The barrel pulled away from Ronny’s eye, its malign light exposing the action of the wet, rolling bulb pushing back out into form; exposing the obscenity of his returning smile.
“If it’s that important to you,” he crooned, “you’ll find your answers down the hall. Look! Go see! And then come back and tell me what you think!” He began to laugh again.
An icy, roiling intelligence turned over within the core of Amanda’s body. She felt the strength ebb from her legs as her face and hands fell numb, and she was making for the rear door on the other end of the little room before she knew what was happening. From what seemed like a hundred miles away, she heard the rumble of Gibs’s voice following behind her; the tread of his footsteps echoing inside her mind. Then she was through the door, looking into the wide expanse of a large office. Failing to take in any details of her surroundings, she saw another open door looming up before her in the distance, gaping wide open like a bloody maw. She moved toward it, feeling Gibs’s presence behind her and not caring that he was there.
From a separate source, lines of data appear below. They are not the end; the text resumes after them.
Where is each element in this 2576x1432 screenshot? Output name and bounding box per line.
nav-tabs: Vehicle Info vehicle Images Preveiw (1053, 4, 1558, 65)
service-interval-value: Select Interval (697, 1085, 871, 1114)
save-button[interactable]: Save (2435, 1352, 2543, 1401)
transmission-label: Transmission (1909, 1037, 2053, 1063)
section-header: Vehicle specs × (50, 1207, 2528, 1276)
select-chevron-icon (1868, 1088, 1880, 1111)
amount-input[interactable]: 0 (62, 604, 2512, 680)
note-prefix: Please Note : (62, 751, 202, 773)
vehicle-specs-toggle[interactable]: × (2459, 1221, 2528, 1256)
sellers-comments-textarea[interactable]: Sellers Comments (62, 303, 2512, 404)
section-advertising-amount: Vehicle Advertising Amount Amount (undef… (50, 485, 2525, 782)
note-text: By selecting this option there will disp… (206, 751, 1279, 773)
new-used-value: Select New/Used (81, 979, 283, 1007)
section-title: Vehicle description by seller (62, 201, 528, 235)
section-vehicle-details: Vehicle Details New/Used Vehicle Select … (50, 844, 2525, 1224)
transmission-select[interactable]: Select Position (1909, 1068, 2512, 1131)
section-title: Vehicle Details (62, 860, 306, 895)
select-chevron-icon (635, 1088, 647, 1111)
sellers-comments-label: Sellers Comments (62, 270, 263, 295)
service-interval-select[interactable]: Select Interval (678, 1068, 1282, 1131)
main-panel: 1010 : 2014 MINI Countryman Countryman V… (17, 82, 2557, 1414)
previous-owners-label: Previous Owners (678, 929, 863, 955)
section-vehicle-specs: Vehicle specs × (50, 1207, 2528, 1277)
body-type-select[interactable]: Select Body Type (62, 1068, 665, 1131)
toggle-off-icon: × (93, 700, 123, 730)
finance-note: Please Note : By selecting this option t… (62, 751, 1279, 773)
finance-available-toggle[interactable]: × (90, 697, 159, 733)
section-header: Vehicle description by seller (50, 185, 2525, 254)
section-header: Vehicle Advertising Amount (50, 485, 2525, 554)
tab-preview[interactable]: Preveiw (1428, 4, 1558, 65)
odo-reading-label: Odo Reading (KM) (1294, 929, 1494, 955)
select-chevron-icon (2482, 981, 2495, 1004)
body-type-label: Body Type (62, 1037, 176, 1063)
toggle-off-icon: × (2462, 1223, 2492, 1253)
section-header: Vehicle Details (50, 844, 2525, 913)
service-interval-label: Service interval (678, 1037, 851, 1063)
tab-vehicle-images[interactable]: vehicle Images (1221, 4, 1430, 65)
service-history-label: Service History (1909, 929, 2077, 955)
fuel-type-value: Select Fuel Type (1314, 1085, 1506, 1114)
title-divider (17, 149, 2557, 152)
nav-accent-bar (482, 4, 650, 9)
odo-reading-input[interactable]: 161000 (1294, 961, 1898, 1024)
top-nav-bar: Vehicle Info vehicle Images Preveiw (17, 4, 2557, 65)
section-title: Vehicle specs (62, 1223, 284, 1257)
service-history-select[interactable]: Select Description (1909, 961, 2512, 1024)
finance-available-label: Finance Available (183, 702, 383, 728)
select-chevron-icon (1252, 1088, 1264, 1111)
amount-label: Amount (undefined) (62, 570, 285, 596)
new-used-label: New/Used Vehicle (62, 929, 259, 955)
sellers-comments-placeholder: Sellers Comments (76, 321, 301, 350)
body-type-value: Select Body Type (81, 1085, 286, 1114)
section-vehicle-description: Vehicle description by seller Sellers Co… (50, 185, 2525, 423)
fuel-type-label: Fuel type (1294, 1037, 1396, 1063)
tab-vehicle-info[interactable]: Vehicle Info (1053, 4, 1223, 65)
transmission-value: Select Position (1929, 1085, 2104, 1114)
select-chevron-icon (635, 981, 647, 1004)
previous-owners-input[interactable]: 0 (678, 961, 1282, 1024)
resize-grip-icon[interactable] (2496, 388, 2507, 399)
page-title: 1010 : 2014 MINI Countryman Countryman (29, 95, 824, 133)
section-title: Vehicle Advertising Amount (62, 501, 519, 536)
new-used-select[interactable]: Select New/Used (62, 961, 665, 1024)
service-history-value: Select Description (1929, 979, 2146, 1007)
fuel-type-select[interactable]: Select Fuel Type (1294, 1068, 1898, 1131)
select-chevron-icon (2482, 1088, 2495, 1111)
The man at the window remained behind when the other two left to go see Ronny’s work. In the absence of light, he was visible now only as a mass of darkness within the expanse of greater darkness, and Ronny began to stretch his left foot down to the floor in search of the flashlight Clay had left him as a parting gift. It had rolled off the bed at some point during Ronny’s last rage, when he’d stood with one leg braced against the wall yanking at the cuffs with all his might, expelling a froth of furious curses as he jerked against the chain, rattling the bed but coming nowhere near pulling it loose. The flashlight had rolled off the bed in the midst of his convulsions and gone out when it impacted the floor, a loss he noticed only sometime later after he’d exhausted himself and collapsed upon the mattress. Now he searched for it carefully, probing over unseen ground with a hovering foot. Was that it? Or, no… that was just a book, maybe. Where the hell was it? He had a general idea of where it landed, but then it had been round, too. It may have rolled.